Sunday, February 5, 2017

Curmudgeon Corner: Why I hate football.

This is not my high school band. This is the US Navy's
7th Fleet Band. I guarantee they sound much better than we did.
Wikipedia | Public Domain
I heard there's a game on TV tonight. The Superb Owl or something? I gather it's been going on for several years now. Anyway, I'm not watching it.

Why? Because I don't like football.

My dislike of the sport began early. You see, I grew up in Indiana, and as I've mentioned before, basketball is the big deal in the Hoosier State. My high school, Elston Senior High, routinely won the annual sectional tournament, and we even won the state basketball championship in 1966. But football? Not so much.

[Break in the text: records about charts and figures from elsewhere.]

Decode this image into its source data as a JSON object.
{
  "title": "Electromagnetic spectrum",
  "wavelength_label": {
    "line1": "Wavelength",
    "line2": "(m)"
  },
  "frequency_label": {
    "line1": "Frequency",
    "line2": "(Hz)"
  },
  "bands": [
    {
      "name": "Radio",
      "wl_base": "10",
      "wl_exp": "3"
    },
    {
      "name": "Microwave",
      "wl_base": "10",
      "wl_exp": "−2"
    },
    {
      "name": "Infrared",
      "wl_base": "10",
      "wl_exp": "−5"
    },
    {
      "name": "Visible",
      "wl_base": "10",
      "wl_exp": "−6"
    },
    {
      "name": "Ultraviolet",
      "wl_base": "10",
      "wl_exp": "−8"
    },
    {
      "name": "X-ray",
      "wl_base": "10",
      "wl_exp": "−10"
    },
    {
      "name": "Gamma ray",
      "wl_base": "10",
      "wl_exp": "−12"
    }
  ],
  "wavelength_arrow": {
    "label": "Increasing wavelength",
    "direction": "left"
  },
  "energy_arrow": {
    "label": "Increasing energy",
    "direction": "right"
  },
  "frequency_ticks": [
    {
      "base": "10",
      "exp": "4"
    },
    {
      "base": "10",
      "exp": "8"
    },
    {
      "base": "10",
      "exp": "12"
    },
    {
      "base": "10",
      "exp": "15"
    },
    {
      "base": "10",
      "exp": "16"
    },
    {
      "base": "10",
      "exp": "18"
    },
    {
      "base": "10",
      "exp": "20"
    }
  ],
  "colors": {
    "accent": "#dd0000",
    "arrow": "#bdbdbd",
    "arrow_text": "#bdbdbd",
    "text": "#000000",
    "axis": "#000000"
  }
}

Our high school consisted of three grades -- 10th, 11th, and 12th. I played clarinet from 4th grade through my first year of college (Fun Fact!), and in high school, I was required to be in the marching band. Not every kid in the band was in pep band (which played at all the home basketball games) or jazz-rock band, but everybody marched. We had wool uniforms -- red coats and black slacks, if memory serves -- and a ridiculous, furry shako hat that was at least eighteen inches tall. We marched in one or two parades each year, but our main job was to perform at all our football home games: we played between quarters and did all the halftime shows. That playing-music-while-making-pictures-on-the-field thing? Been there, done that. And at the end of the game, we played the pep song if we won, or the alma mater if we lost.

Here's the thing about fall in Indiana in the '70s: It got cold at night. Sometimes it snowed. And cold and snow are not kind to wind instruments -- brass goes sharp and woodwinds go flat. I remember doing a halftime show on a field that had started out snow-covered before the players made a mudbath out of it during the first half. It was not fun.

Plus we were required to sit in the stands for every home game. Which would have been okay if our team was any good, but it wasn't. In the three years I attended high school, our varsity football team tied one game, and lost the rest. (We played the pep song at the end of that tied game; our band director declared it close enough to a win. Good thing, too, as we never got another chance.)

So I was already lacking any warm fuzzies for football, and then I went to Indiana University -- where once again, basketball was king and football was, um, not very good. Wikipedia says the Hoosiers football team went 2-8-1 my freshman year, 1-6-1 in the Big Ten. That same year in basketball? We were 32-0 and won the NCAA championship. You do the math.

The only saving grace for me was that I turned down the opportunity to be in the IU marching band.

After that, pro football held no charm for me. By the time I got to Washington, DC, the Redskins were long past their glory days. The only time I've been even mildly interested in football was in 1999, when I was attending paralegal school in Denver, and the Broncos won some big game. The Superb Owl, I think it was called.

So y'all enjoy your big game. It's just not my thing.

***
These moments of sports-minded blogginess have been brought to you, as a public service, by Lynne Cantwell.